Your job is a delicate balance, maintaining guardrails to keep your adolescent safe, while giving them to room they need to grow.
It is natural to want to protect our kids in every way we can – it is the deepest instinct of parents. The thing is, kids of all ages need a certain amount of risk and challenge for healthy development. Psychologist Heinz Kohut explained that the effect of too little challenge is the same as the effect of too much challenge. He called it "fundamental enfeeblement." Too little challenge leads kids to conclude on a deep level that they are not capable.
Teen brains are particularly geared for risk. Research has found that adolescent brains over-count the potential rewards of risky behavior, and under-count the potential costs. This may seem like a recipe for disaster, but this is the time when kids must leave the family nest, and nature has prepared them to be able to make that leap from safety into the big wide world.
Without enough support and guardrails from you and other adults, teens may turn to harmful risks. These are the typical ingredients of parental nightmares, including experimenting with drugs and alcohol; reckless driving; risky sexual behavior; thrill-seeking sports such as skateboarding, climbing etc; social risk-taking to impress peers; and legal risks such as shoplifting, vandalism, trespassing, etc.
For these reasons, providing teens with healthy challenges and risks, with adult guidance and support, is paramount. Undertaking risks that are challenging but doable, not only helps kids avoid unsafe risks. It also has very important benefits for teens, including:
perceiving that others trust them
learning to trust themselves
feeling competent in their own abilities and grow self-esteem
learning to tolerate some fear, persevere, problem solve, and learn
Keep in mind that even when things go "wrong," your adolescent can learn some of life's most valuable lessons, like how to be resilient and that they can handle a setback. Ultimately, kids who grapple with risks feel less anxious about the world and their place in it.

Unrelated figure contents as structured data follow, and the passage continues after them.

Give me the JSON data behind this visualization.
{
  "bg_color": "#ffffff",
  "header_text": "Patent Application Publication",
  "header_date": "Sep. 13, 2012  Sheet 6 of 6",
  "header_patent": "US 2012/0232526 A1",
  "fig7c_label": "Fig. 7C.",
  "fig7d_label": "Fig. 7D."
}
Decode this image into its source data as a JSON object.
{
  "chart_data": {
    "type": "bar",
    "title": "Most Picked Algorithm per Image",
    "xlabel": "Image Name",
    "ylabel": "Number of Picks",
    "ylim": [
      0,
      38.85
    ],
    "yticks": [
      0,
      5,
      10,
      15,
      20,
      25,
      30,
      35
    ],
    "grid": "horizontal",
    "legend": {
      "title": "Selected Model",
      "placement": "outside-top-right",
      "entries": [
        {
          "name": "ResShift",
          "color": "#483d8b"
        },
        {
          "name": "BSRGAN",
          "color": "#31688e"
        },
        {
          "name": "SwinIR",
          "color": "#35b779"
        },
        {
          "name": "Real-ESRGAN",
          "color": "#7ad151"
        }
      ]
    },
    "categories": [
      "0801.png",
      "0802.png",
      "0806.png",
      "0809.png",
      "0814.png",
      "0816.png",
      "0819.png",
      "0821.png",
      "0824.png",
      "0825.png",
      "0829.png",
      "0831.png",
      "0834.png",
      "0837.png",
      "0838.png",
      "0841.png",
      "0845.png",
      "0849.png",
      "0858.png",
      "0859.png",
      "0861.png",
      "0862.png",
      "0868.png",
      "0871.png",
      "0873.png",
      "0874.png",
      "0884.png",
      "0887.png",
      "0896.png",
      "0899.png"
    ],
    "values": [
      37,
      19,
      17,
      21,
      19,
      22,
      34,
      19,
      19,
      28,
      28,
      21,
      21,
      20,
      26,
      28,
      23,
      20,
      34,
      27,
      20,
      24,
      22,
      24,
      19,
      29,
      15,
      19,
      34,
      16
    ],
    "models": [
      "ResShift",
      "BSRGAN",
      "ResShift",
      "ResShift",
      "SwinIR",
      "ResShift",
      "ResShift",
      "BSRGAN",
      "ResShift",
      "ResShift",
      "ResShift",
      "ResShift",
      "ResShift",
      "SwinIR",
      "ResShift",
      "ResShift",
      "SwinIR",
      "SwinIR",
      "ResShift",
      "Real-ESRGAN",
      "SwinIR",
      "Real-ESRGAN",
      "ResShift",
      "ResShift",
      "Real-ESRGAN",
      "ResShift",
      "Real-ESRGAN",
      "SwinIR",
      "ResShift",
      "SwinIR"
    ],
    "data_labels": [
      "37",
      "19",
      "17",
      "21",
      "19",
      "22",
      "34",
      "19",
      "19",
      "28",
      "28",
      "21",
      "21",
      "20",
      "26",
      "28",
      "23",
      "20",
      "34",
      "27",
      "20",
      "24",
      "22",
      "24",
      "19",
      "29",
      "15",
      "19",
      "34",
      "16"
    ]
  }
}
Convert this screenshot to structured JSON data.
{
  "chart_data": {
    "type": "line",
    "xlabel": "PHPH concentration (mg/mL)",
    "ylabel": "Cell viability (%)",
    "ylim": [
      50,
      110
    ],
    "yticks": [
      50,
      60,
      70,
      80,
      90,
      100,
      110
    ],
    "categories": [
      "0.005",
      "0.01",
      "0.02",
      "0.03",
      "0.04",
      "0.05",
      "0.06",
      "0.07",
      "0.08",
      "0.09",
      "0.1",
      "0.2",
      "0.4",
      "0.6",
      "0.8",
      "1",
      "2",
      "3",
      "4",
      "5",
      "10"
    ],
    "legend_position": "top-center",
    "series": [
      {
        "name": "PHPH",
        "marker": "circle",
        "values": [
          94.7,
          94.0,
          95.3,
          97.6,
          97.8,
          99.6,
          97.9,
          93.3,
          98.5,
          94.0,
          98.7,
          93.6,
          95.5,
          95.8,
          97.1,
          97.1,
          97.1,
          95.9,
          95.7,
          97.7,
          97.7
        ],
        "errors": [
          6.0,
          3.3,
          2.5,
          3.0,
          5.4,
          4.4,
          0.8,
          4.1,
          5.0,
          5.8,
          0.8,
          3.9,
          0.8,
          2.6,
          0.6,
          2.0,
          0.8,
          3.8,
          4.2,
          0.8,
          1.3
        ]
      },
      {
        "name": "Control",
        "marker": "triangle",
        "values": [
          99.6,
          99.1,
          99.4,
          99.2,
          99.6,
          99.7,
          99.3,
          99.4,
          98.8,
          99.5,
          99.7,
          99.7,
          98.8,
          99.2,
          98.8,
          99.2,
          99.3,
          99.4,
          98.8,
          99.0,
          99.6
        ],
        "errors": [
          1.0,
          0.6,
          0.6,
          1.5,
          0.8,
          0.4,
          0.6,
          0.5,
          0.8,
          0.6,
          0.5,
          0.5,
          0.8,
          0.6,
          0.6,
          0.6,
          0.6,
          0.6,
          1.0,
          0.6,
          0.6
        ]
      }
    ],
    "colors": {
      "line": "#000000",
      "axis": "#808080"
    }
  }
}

It's also worth noting, as a parent watching our child do something "risky," we may feel a lot of anxiety because we don't have control over it. Risk without control leads to stress and anxiety. Your child, however, does have control, and is learning to have more control through the activity. What they feel is the excitement and empowerment of pushing their growth edge. This different perspective is important to keep in mind.